Western Oil Giants Securing No-Bid ‘Foothold’ in Iraqi Oil Fields. By Andrew E. Kramer, NYTimes, June 19, 2008. “Four Western oil companies are in the final stages of negotiations… on contracts that will return them to Iraq, 36 years after losing their oil concession… [when] Saddam Hussein rose to power. Exxon Mobil, Shell, Total and BP — the original partners in the Iraq Petroleum Company — along with Chevron and a number of smaller oil companies, are in talks with Iraq’s Oil Ministry for no-bid contracts to service Iraq’s largest fields… The deals, expected to be announced on June 30, will lay the foundation for the first commercial work for the major companies in Iraq since the American invasion, and open a new and potentially lucrative country for their operations… There was suspicion… that the U.S. had gone to war in Iraq precisely to secure the oil wealth these contracts seek to extract… It is not clear what role the U.S. played in awarding the contracts; there are still American advisers to Iraq’s Oil Ministry.”

McCain Touts ‘Clean’ Coal and Nuclear Power.
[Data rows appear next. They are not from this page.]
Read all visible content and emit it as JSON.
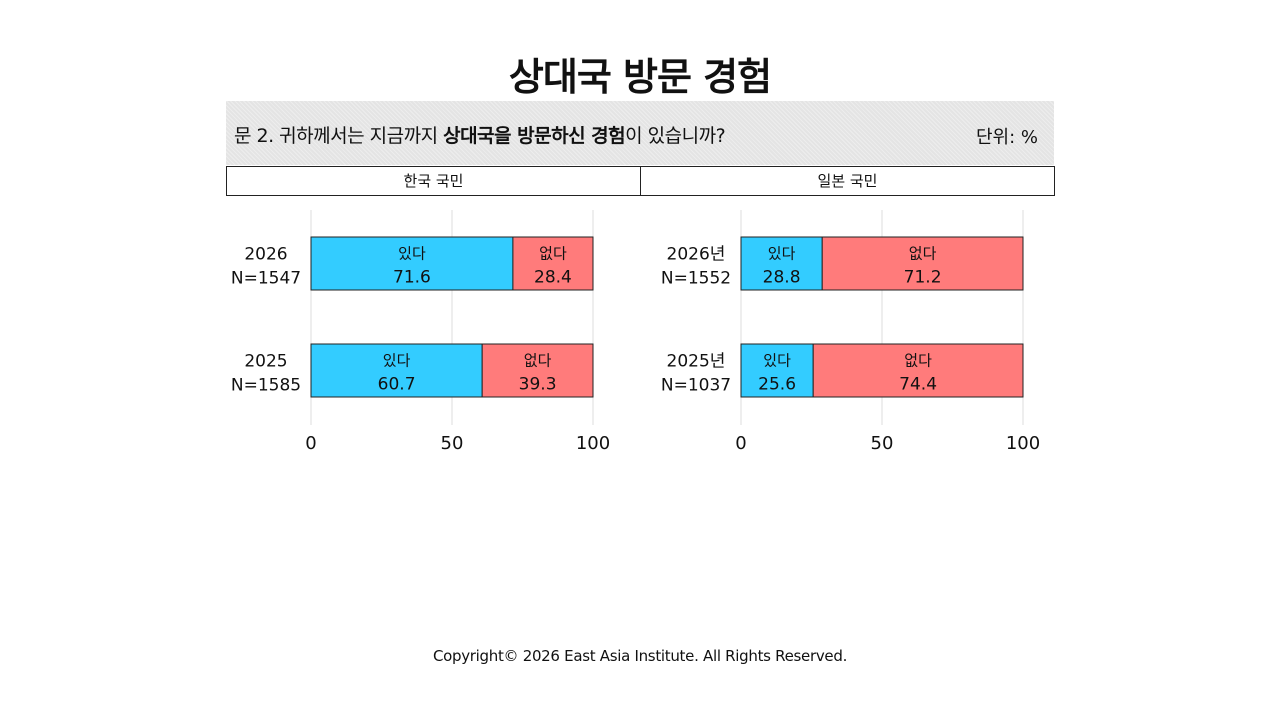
{
  "title": "상대국 방문 경험",
  "question": {
    "prefix": "문 2. 귀하께서는 지금까지 ",
    "bold1": "상대국을 방문하신 경험",
    "suffix": "이 있습니까?",
    "unit": "단위: %"
  },
  "panels": {
    "korea_header": "한국 국민",
    "japan_header": "일본 국민"
  },
  "footer": "Copyright© 2026 East Asia Institute. All Rights Reserved.",
  "colors": {
    "yes": "#33CCFF",
    "no": "#FF7B7B",
    "grid": "#dddddd"
  },
  "chart_data": [
    {
      "type": "bar",
      "orientation": "horizontal",
      "stacked": true,
      "panel": "한국 국민",
      "categories": [
        {
          "year": "2026",
          "n": "N=1547"
        },
        {
          "year": "2025",
          "n": "N=1585"
        }
      ],
      "series": [
        {
          "name": "있다",
          "values": [
            71.6,
            60.7
          ]
        },
        {
          "name": "없다",
          "values": [
            28.4,
            39.3
          ]
        }
      ],
      "xlim": [
        0,
        100
      ],
      "xticks": [
        0,
        50,
        100
      ],
      "grid": true
    },
    {
      "type": "bar",
      "orientation": "horizontal",
      "stacked": true,
      "panel": "일본 국민",
      "categories": [
        {
          "year": "2026년",
          "n": "N=1552"
        },
        {
          "year": "2025년",
          "n": "N=1037"
        }
      ],
      "series": [
        {
          "name": "있다",
          "values": [
            28.8,
            25.6
          ]
        },
        {
          "name": "없다",
          "values": [
            71.2,
            74.4
          ]
        }
      ],
      "xlim": [
        0,
        100
      ],
      "xticks": [
        0,
        50,
        100
      ],
      "grid": true
    }
  ]
}
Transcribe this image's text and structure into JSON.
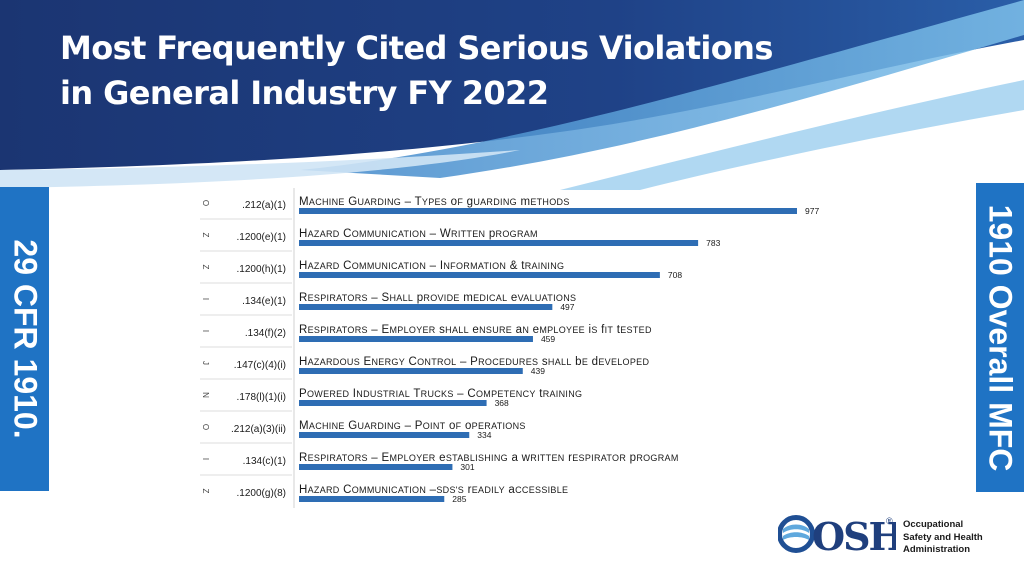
{
  "slide": {
    "title_line1": "Most Frequently Cited Serious Violations",
    "title_line2": "in General Industry FY 2022",
    "left_tab": "29 CFR 1910.",
    "right_tab": "1910 Overall MFC"
  },
  "logo": {
    "name": "OSHA",
    "registered": "®",
    "line1": "Occupational",
    "line2": "Safety and Health",
    "line3": "Administration"
  },
  "colors": {
    "bar": "#2e6db4",
    "tab": "#1f73c4",
    "banner_dark": "#1c3a78",
    "banner_light": "#5fa8dd"
  },
  "chart_data": {
    "type": "bar",
    "orientation": "horizontal",
    "categories": [
      ".212(a)(1)",
      ".1200(e)(1)",
      ".1200(h)(1)",
      ".134(e)(1)",
      ".134(f)(2)",
      ".147(c)(4)(i)",
      ".178(l)(1)(i)",
      ".212(a)(3)(ii)",
      ".134(c)(1)",
      ".1200(g)(8)"
    ],
    "side_letters": [
      "O",
      "Z",
      "Z",
      "I",
      "I",
      "J",
      "N",
      "O",
      "I",
      "Z"
    ],
    "descriptions": [
      "Machine Guarding – Types of guarding methods",
      "Hazard Communication – Written program",
      "Hazard Communication – Information & training",
      "Respirators – Shall provide medical evaluations",
      "Respirators – Employer shall ensure an employee is fit tested",
      "Hazardous Energy Control – Procedures shall be developed",
      "Powered Industrial Trucks – Competency training",
      "Machine Guarding – Point of operations",
      "Respirators – Employer establishing a written respirator program",
      "Hazard Communication –SDS's readily accessible"
    ],
    "values": [
      977,
      783,
      708,
      497,
      459,
      439,
      368,
      334,
      301,
      285
    ],
    "data_labels": [
      "977",
      "783",
      "708",
      "497",
      "459",
      "439",
      "368",
      "334",
      "301",
      "285"
    ],
    "xlim": [
      0,
      977
    ],
    "grid": false,
    "legend": "none"
  }
}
By Perry Bacon, Jr., WashPost, June 18, 2008.“Sen. John McCain touted strongly the use of so-called clean coal technology and low-cost electricity, with zero carbon emissions and long-term price stability — that’s the working definition of nuclear energy,’ McCain said at… Missouri State University. He proposed the creation of 45 new nuclear reactors by 2030, a huge increase since there are only 104 reactors in the country today… Sen. Barack Obama, has been more cautious on the value of nuclear power than McCain, expressing concern about its safety and how to handle its waste. ‘It is unlikely that we can meet our aggressive climate goals if we eliminate nuclear power from the table,’ reads a statement… on Obama’s website. ‘However, there is no future for expanded nuclear without first addressing four key issues: public right-to-know, security of nuclear fuel and waste, waste storage, and proliferation.’ Both Obama and McCain are touting their proposals… But differences have emerged this week… Obama aides are sharply attacking McCain for his embrace of off-shore drilling, which he had previously opposed, while McCain today again touted his proposal to suspend the federal gas tax, which Obama has ridiculed.”